Still, your advices are right. I think allowing users to choose data type may be a better idea, and BPCells should just provide all kinds of operations that users might need. Anyway, I'll do more exploration on the interface design.

ycli1995 commented 8 months ago

Hi, @bnprks. I finally added a type argument to control the output data type for write_matrix_10x_hdf5. A pull request will be raised soon so I'll close this issue currently.
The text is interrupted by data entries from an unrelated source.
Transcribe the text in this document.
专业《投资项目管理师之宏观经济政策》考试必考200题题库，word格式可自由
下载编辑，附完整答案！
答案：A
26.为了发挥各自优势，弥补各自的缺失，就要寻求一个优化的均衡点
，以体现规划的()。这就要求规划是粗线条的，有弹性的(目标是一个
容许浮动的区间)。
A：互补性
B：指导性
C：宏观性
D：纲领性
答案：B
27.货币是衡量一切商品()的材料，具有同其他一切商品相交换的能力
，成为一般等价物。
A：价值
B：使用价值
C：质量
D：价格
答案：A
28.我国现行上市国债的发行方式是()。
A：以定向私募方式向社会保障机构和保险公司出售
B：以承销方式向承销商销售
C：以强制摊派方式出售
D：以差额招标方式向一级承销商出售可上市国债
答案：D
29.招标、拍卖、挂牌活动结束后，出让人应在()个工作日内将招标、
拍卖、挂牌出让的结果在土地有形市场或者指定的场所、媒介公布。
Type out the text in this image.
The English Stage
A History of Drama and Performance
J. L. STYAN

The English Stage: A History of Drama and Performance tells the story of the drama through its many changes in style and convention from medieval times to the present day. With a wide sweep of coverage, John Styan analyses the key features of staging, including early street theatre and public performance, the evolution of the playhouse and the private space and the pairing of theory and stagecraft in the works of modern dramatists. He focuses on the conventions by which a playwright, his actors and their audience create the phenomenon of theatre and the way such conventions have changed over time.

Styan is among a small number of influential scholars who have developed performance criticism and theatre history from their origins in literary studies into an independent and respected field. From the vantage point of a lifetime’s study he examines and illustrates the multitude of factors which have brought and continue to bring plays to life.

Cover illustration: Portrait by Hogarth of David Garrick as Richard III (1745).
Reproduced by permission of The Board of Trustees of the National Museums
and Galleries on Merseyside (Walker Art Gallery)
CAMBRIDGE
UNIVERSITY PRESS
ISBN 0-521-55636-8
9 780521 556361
Thanks for your advices above.

BTW, for https://github.com/bnprks/BPCells/issues/49#issuecomment-1932869295, I think the cause of ValueError could be the adata.X.indices or adata.X.indptr:

>>> adata.X.indices
array([ 13,  29,  37, ...,  68, 131, 188], dtype=uint32)
>>> adata.X.indptr
array([   0,   10,   17,   30,   42,   63,   91,  101,  117,  129,  147,
        169,  187,  195,  214,  238,  259,  279,  320,  341,  346,  366,
        389,  403,  413,  423,  432,  445,  458,  481,  509,  521,  529,
        558,  573,  587,  603,  623,  631,  641,  648,  655,  659,  679,
        693,  708,  714,  725,  736,  749,  762,  772,  779,  801,  814,
        826,  845,  852,  864,  880,  899,  908,  931,  944,  951,  963,
        973,  991, 1003, 1025, 1031, 1045, 1062, 1071, 1085, 1099, 1127,
       1139, 1153, 1172, 1193, 1227, 1257, 1273, 1281, 1295, 1311, 1320,
       1332, 1348, 1356, 1371, 1381, 1392, 1410, 1422, 1432, 1438, 1450,
       1461, 1468], dtype=uint64)

>>> adata.X[0:9, 0:9]
Traceback (most recent call last):
  File "<stdin>", line 1, in <module>
  File "/usr/local/lib/python3.10/dist-packages/scipy/sparse/_index.py", line 66, in __getitem__
    return self._get_sliceXslice(row, col)
  File "/usr/local/lib/python3.10/dist-packages/scipy/sparse/_compressed.py", line 664, in _get_sliceXslice
    return self._get_submatrix(major, minor, copy=True)
  File "/usr/local/lib/python3.10/dist-packages/scipy/sparse/_compressed.py", line 809, in _get_submatrix
    indptr, indices, data = get_csr_submatrix(
ValueError: unsupported data types in input

The uint32 and uint64 for indices may be unsupported. I'll try modifying write_matrix_anndata_hdf5 to make sure the two index types be int32 and int64, and see if the issue persists.